Когда в следующий раз она пришла в себя, все было кончено — она оказалась в коридоре, узком и длинном: ни матери, ни дедушки Диомеда, ни лета — ничего уже не было. Она была раздета, укрыта простыней и лежала. Люди в белых халатах сновали мимо нее, входили в какие-то двери и выходили из них, раздавались голоса, сделав усилие, она начинала понимать значение слов:
— (Невест ужам — нет.) Мест уже нет… (Лопаты перепончаты.) Палаты переполнены… (Пять! Ребенок.) Опять ребенок…
— Позовите врача! Да скорее же! Валя, бегом в третью палату! Что ты там возишься! Капельницу неси! Ты шприц вскипятила?
Торопливо подошла медсестра и водрузила рядом с ней пугало, башкой которому служила перевернутая стеклянная банка с какой-то жидкостью, от банки тянулась к ней резиновая трубка; в вену ей вонзили иголку — и голова пугала стала постепенно пустеть, становясь прозрачной. Пугало было жалко.
Потом оно исчезло, но ей удалось увидеть: видимо, пугало перешло коридор вброд, теперь оно торчало возле койки, полосатой спинкой упиравшейся в такую же спинку ее кровати. Сквозь прутья она разглядела рыжеволосый затылок лежащего. А впереди той койки были еще кровати — они стояли в ряд, точно вагоны остановившегося поезда. И в конце коридора сияло яркое, до боли, окно. Туда все они, по-щучьему веленью, верхом на панцирных койках— хотели уехать: на станцию Золотое Лето.
Кто-то рядом с ней говорил:
— Павлик Краснов и эта девочка — из одного села. Надо же: и лежат по соседству.
Очнувшись в другой раз, она увидела лампочку на потолке, забранную плафоном, над самой головой; свет резал глаза, а квадрат окна впереди стал черным: Лето закрылось на переучет.
Она увидела, как медсестра склонилась над тем, кто лежал на койке впереди, а потом отшатнулась, вскрикнула и побежала, стала звать:
— Алевтина Юрьевна, Алевтина Юрьевна! Да где же она!

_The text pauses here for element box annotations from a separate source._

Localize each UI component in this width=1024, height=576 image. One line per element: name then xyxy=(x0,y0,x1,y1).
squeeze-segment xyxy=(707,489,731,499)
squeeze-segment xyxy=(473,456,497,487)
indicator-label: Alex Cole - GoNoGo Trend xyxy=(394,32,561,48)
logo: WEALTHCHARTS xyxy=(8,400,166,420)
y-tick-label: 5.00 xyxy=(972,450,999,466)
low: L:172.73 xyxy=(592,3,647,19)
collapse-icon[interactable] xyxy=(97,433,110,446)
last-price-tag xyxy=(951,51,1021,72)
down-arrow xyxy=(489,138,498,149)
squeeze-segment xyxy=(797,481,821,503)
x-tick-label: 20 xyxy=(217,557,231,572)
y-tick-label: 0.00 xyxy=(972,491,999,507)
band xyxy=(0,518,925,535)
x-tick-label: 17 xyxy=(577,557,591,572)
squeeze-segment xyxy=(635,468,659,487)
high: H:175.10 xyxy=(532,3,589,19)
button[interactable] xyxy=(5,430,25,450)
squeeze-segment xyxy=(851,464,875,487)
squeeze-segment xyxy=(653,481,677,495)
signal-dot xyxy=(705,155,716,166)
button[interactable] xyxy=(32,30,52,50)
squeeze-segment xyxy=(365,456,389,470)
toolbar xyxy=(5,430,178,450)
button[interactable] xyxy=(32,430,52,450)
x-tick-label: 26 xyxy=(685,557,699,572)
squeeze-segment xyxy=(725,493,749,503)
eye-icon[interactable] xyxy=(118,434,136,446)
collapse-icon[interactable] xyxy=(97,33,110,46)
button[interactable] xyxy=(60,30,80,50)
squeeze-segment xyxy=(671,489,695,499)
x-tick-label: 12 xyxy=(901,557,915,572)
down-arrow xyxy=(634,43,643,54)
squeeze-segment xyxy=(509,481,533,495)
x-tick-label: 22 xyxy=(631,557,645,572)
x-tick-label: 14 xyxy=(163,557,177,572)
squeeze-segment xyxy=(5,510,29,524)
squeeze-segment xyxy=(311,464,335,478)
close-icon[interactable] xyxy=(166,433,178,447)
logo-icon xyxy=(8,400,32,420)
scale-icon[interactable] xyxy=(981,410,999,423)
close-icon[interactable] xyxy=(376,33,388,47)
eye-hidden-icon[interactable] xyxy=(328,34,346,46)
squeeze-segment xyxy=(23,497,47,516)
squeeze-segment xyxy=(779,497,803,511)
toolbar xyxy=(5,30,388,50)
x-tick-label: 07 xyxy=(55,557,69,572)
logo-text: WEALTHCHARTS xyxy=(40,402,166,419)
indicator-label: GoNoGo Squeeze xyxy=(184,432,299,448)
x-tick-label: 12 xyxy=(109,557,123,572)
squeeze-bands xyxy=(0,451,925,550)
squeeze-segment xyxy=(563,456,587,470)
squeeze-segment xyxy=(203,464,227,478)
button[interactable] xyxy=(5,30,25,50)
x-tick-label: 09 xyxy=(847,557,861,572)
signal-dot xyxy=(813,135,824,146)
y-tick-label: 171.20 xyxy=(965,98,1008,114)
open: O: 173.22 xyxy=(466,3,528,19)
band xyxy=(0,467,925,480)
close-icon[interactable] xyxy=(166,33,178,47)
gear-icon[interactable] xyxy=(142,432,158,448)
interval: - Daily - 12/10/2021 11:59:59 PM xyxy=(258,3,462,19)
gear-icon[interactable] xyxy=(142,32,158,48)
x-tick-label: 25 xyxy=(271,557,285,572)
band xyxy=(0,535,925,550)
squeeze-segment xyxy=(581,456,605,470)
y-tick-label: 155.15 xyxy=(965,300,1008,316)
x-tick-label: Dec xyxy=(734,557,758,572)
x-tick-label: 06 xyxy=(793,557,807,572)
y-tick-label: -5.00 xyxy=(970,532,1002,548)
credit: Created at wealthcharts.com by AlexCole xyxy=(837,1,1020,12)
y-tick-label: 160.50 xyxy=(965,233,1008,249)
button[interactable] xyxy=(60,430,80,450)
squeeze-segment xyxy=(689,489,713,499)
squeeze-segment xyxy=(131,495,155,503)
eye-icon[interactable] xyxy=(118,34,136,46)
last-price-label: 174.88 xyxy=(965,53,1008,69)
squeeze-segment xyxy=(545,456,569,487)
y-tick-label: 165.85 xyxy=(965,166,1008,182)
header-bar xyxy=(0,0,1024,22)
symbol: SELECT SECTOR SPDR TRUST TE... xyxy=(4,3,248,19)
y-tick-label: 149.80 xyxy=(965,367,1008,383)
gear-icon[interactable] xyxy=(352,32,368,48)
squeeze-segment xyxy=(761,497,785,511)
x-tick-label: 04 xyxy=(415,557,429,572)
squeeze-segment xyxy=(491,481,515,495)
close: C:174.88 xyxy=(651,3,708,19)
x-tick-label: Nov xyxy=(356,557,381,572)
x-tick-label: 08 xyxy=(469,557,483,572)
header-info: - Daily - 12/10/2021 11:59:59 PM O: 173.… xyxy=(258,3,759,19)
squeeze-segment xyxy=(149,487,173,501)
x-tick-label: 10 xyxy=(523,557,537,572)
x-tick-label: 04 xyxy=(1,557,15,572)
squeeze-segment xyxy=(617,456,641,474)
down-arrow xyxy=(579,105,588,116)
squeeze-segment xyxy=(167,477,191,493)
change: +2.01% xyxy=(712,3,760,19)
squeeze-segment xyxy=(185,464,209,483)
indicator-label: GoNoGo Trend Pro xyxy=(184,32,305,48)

Да что же это… Нет, я больше не могу…
А под ее койкой разверзался пол: там оказалось подполье, дверца стремительно открылась — и она, вместе с койкой, ухнула вниз, сначала падала бешено, а после медленно, точно попала в космическое пространство, как Валентина Терешкова. Простыня ее взлетела, она протянула руку, хотела поймать — и не смогла: только проводила взглядом белый промельк. Сильно придавила головой подушку, чтоб и та не сбежала — ведь она не грязнуля, она послушная девочка, каждый день мыла руки перед едой и умывалась (водичка-водичка, умой мое личико), вот только выпила не того молока…
Что же там — внизу: твердь или вода? А может, Млечный путь, Молочная река — розовое-розовое молоко… Не пейте, дети, молоко — будете здоровы!
Кто-то склонился над ней и вынес речной приговор: «Кама!»